I think having Andrei Broder at Yahoo! will not only add to their knowledge base of things related to search, but also help attract other folks to Yahoo!.

Chris Sherman and Garry Price had a post at the Search Engine Watch Blog which lists a number of the papers that Andrei Broder has worked upon. See:


Here are a few of the patents that he worked with others upon as an inventor at Altavista:

Connectivity server for locating linkage information between Web pages

This patent describes a way of indexing the links between pages. Here's a snippet from the document:

The invention provides linkage information for a significant portion of the Web. The information can be used by programs that rank Web pages according to their connectivity, for instance, pages with many connections could be considered authoritative pages, or "hubs." The information can be used to build Web visualization and navigation tools. The information can be used in conjunction with search engine results to lead users to portions of the Web that store content which may be of interest. In addition, the invention can be used to optimize the design and implementation of web crawlers based on statistics derived from the in and out degrees of nodes.
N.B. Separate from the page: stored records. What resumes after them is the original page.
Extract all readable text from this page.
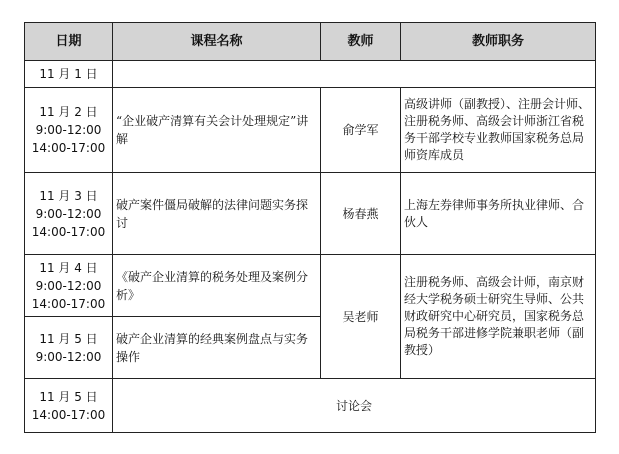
日期	课程名称	教师	教师职务

11 月 1 日			

11 月 2 日
9:00-12:00
14:00-17:00	“企业破产清算有关会计处理规定”讲解	俞学军	高级讲师（副教授）、注册会计师、注册税务师、高级会计师浙江省税务干部学校专业教师国家税务总局师资库成员

11 月 3 日
9:00-12:00
14:00-17:00	破产案件僵局破解的法律问题实务探讨	杨春燕	上海左券律师事务所执业律师、合伙人

11 月 4 日
9:00-12:00
14:00-17:00	《破产企业清算的税务处理及案例分析》	吴老师	注册税务师、高级会计师，南京财经大学税务硕士研究生导师、公共财政研究中心研究员，国家税务总局税务干部进修学院兼职老师（副教授）

11 月 5 日
9:00-12:00	破产企业清算的经典案例盘点与实务操作		

11 月 5 日
14:00-17:00	讨论会		
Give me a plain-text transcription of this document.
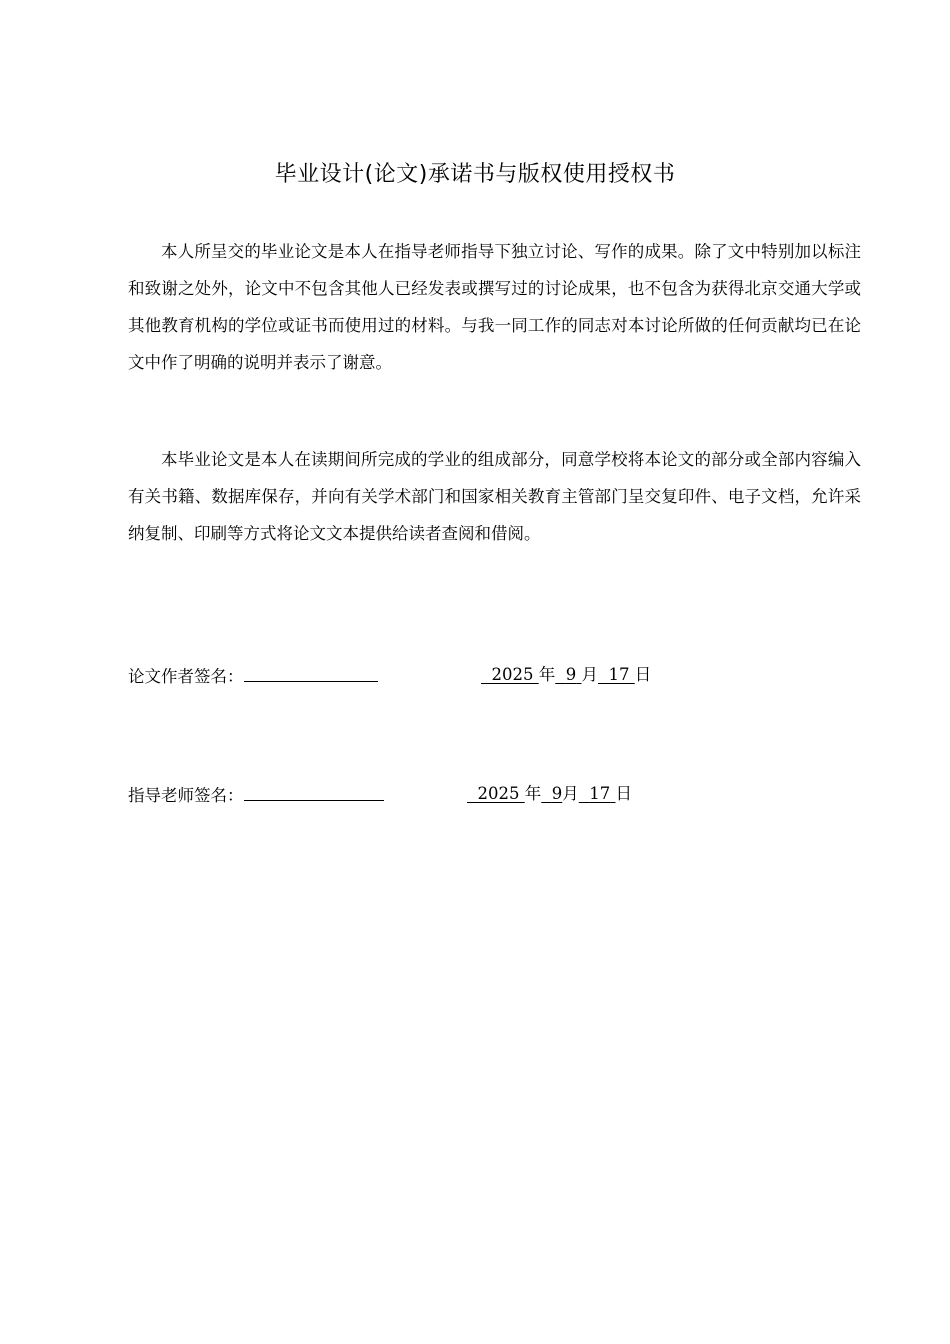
毕业设计(论文)承诺书与版权使用授权书

本人所呈交的毕业论文是本人在指导老师指导下独立讨论、写作的成果。除了文中特别加以标注和致谢之处外，论文中不包含其他人已经发表或撰写过的讨论成果，也不包含为获得北京交通大学或其他教育机构的学位或证书而使用过的材料。与我一同工作的同志对本讨论所做的任何贡献均已在论文中作了明确的说明并表示了谢意。

本毕业论文是本人在读期间所完成的学业的组成部分，同意学校将本论文的部分或全部内容编入有关书籍、数据库保存，并向有关学术部门和国家相关教育主管部门呈交复印件、电子文档，允许采纳复制、印刷等方式将论文文本提供给读者查阅和借阅。

论文作者签名：	2025 年 9 月 17 日
指导老师签名：	2025 年 9月 17 日
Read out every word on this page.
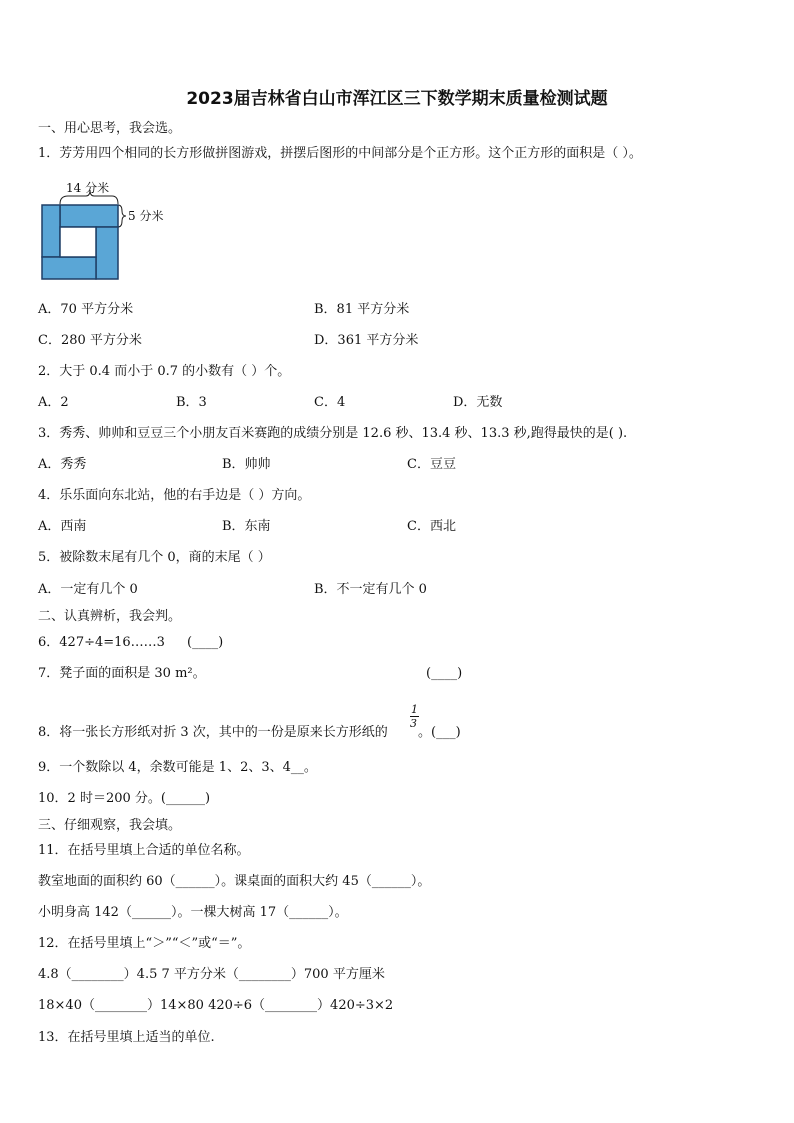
2023届吉林省白山市浑江区三下数学期末质量检测试题
一、用心思考，我会选。
1．芳芳用四个相同的长方形做拼图游戏，拼摆后图形的中间部分是个正方形。这个正方形的面积是（ ）。
14 分米
5 分米
A．70 平方分米	B．81 平方分米
C．280 平方分米	D．361 平方分米
2．大于 0.4 而小于 0.7 的小数有（ ）个。
A．2	B．3	C．4	D．无数
3．秀秀、帅帅和豆豆三个小朋友百米赛跑的成绩分别是 12.6 秒、13.4 秒、13.3 秒,跑得最快的是( ).
A．秀秀	B．帅帅	C．豆豆
4．乐乐面向东北站，他的右手边是（ ）方向。
A．西南	B．东南	C．西北
5．被除数末尾有几个 0，商的末尾（ ）
A．一定有几个 0	B．不一定有几个 0
二、认真辨析，我会判。
6．427÷4=16……3 (____)
7．凳子面的面积是 30 m²。	(____)
8．将一张长方形纸对折 3 次，其中的一份是原来长方形纸的
1
3
。(___)
9．一个数除以 4，余数可能是 1、2、3、4__。
10．2 时＝200 分。(______)
三、仔细观察，我会填。
11．在括号里填上合适的单位名称。
教室地面的面积约 60（______）。课桌面的面积大约 45（______）。
小明身高 142（______）。一棵大树高 17（______）。
12．在括号里填上“＞”“＜”或“＝”。
4.8（________）4.5 7 平方分米（________）700 平方厘米
18×40（________）14×80 420÷6（________）420÷3×2
13．在括号里填上适当的单位.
Method and apparatus for finding mirrored hosts by analyzing connectivity and IP addresses

The reason for the process described in this patent:

Often search engines index only one copy of a mirrored page. In the process, they may fetch replicas and discard them. If mirroring information were available, a search engine could avoid fetching replicas from known mirrored hosts. The search engine could also distribute fetches of the remaining pages between the mirrors for load balancing, or choose the best mirror in terms of response time

Method for determining the resemining the resemblance of documents

This one looks at parts of a pair of documents to see how similar they are, and could even be used to build clusters of similar documents.

Method for clustering closely resembling data objects

This one builds upon the previous patent mentioned, and shows a way for a search engine to only index one copy or a document that is very similar to being considered for indexing. The concept of shingles, or fingerprints, is repeated in both, and explained more fully, and in more practical terms when it comes to indexing pages, in this one.

There are a number of others in the US Patent and Trademark Office database listing him as inventor or co-inventor. Those are worth taking a look at if you are interested in exploring his work some more.